On the southern, riverfront side of the house, visitors could traverse a serpentine path with river vistas “across wonderful glimmering wetlands,” Wunsch says. Passing a grotto, they would reach a hothouse-greenhouse complex housing Hamilton’s most exotic plants.

After Hamilton’s death, some of his holdings were sold, and increasing urbanization threatened his pastoral enclave. Largely to preserve open space, Eli K. Price, a Penn trustee, founded the Woodlands Cemetery Company in 1840. (Price would later help create Fairmount Park.) An early example of a “rural cemetery,” Woodlands was a competitor to Laurel Hill Cemetery, founded two years earlier.
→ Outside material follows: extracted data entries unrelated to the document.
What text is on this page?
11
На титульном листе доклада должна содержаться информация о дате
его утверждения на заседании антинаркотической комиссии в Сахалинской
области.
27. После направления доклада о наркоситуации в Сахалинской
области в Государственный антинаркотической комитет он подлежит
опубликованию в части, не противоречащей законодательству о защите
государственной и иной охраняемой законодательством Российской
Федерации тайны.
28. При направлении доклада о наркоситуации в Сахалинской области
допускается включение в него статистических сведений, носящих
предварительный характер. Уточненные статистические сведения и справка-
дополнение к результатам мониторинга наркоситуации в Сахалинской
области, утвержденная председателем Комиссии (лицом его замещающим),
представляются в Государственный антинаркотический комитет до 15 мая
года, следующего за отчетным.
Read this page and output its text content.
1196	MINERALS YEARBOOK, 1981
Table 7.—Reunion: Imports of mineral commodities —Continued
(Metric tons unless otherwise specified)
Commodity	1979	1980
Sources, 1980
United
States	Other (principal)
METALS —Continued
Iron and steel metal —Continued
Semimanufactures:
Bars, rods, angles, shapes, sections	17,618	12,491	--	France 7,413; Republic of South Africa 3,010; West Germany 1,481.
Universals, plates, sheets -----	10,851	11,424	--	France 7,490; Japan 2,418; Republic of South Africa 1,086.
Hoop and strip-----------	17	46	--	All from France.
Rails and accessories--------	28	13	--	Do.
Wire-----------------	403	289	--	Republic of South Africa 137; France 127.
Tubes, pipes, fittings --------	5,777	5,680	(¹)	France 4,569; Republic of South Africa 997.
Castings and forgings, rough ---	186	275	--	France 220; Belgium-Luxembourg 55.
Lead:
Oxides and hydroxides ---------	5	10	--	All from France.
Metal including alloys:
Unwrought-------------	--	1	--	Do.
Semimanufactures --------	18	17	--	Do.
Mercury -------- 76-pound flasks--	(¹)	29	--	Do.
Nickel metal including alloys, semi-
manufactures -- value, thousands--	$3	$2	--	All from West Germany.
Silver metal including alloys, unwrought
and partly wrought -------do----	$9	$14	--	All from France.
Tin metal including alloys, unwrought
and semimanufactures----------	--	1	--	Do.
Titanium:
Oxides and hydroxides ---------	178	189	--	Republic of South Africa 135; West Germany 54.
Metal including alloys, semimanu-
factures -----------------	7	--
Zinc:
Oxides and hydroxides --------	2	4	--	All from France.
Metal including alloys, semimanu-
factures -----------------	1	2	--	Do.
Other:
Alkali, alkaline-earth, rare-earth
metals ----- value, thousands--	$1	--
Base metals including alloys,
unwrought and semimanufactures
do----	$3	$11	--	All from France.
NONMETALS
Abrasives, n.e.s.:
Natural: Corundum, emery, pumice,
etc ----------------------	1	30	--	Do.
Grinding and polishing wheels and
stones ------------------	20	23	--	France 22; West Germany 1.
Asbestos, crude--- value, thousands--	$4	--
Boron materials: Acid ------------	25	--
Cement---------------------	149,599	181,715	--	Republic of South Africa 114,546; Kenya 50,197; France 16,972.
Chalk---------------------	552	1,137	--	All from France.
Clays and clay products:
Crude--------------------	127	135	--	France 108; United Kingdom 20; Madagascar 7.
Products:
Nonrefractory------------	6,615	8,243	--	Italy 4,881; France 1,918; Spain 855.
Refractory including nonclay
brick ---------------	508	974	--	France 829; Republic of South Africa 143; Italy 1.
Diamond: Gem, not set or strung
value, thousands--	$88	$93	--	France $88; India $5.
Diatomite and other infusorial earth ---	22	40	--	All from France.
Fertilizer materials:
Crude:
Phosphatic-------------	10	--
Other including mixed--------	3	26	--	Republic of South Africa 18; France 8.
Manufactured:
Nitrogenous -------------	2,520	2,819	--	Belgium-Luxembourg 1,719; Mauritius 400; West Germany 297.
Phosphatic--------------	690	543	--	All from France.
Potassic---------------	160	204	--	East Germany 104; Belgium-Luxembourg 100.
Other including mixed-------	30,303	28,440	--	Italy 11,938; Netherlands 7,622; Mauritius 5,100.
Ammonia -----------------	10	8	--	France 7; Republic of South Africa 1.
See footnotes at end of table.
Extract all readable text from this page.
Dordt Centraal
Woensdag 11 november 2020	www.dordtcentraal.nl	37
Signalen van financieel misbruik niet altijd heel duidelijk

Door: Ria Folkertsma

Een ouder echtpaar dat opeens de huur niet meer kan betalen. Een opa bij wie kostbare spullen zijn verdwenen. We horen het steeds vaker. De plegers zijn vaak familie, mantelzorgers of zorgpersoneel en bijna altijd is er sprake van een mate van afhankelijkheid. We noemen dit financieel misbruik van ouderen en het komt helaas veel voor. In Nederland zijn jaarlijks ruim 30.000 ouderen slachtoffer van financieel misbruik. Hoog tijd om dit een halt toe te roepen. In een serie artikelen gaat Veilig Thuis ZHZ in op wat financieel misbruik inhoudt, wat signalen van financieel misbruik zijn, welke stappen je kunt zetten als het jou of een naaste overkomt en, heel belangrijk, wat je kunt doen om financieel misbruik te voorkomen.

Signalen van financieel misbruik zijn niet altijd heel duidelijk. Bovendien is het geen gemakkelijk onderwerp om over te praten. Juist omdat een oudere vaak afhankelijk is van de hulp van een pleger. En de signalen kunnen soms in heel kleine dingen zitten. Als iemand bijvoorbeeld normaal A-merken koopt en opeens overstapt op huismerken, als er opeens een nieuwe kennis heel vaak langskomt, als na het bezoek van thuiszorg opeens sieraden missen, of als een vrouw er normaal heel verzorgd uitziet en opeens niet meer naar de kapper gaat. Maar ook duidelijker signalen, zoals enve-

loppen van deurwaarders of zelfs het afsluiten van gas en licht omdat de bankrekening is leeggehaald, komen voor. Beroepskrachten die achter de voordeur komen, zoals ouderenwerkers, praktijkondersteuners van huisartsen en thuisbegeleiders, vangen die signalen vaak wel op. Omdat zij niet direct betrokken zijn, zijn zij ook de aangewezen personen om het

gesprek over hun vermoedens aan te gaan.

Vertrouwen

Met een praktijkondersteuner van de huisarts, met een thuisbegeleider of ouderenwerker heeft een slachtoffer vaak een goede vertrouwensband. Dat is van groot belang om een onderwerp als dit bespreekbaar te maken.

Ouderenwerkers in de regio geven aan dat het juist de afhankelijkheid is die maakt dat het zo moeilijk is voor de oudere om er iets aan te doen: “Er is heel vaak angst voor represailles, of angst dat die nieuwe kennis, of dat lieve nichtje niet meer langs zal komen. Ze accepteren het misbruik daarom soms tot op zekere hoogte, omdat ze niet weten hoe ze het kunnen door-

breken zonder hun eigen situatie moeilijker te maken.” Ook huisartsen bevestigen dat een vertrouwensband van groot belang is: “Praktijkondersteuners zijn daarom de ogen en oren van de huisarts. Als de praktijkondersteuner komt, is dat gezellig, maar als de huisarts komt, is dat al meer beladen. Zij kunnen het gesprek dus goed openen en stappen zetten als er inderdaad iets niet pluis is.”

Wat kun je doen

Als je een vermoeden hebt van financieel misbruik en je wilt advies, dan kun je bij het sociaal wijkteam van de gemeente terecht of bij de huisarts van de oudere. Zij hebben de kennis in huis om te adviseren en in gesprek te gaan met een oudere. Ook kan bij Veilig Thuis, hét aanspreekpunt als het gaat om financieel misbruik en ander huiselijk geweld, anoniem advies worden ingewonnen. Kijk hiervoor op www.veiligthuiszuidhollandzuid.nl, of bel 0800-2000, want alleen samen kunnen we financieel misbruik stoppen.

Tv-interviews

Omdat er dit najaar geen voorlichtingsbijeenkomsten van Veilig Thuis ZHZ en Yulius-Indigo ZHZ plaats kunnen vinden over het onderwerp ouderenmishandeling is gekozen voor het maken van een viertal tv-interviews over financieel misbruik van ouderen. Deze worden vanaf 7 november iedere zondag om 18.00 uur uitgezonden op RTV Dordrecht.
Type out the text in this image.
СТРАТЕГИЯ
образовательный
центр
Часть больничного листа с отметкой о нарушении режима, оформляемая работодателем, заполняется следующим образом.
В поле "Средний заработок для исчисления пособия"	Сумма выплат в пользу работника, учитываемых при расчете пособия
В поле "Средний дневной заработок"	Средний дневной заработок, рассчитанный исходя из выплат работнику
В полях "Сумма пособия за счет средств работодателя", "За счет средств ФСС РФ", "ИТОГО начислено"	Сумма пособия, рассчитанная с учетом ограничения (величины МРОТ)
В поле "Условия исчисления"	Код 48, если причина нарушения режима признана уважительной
The long list of notables buried at The Woodlands includes the artists Thomas Eakins and his wife, Susan; the sculptor William Rush; the surgeon Samuel Gross; and a full complement of old Philadelphia names such as Drexel, Biddle, and Bache.

It’s still possible tobuy a cemetery plot here, and the mansion welcomes weddings and other special events. Joggers run along a well-worn cemetery trail, and dog walkers abound. But outside West Philadelphia, the site tends to be overlooked. It is, says Baumert, “one of these hidden treasures that we’re trying to let the world know exists.”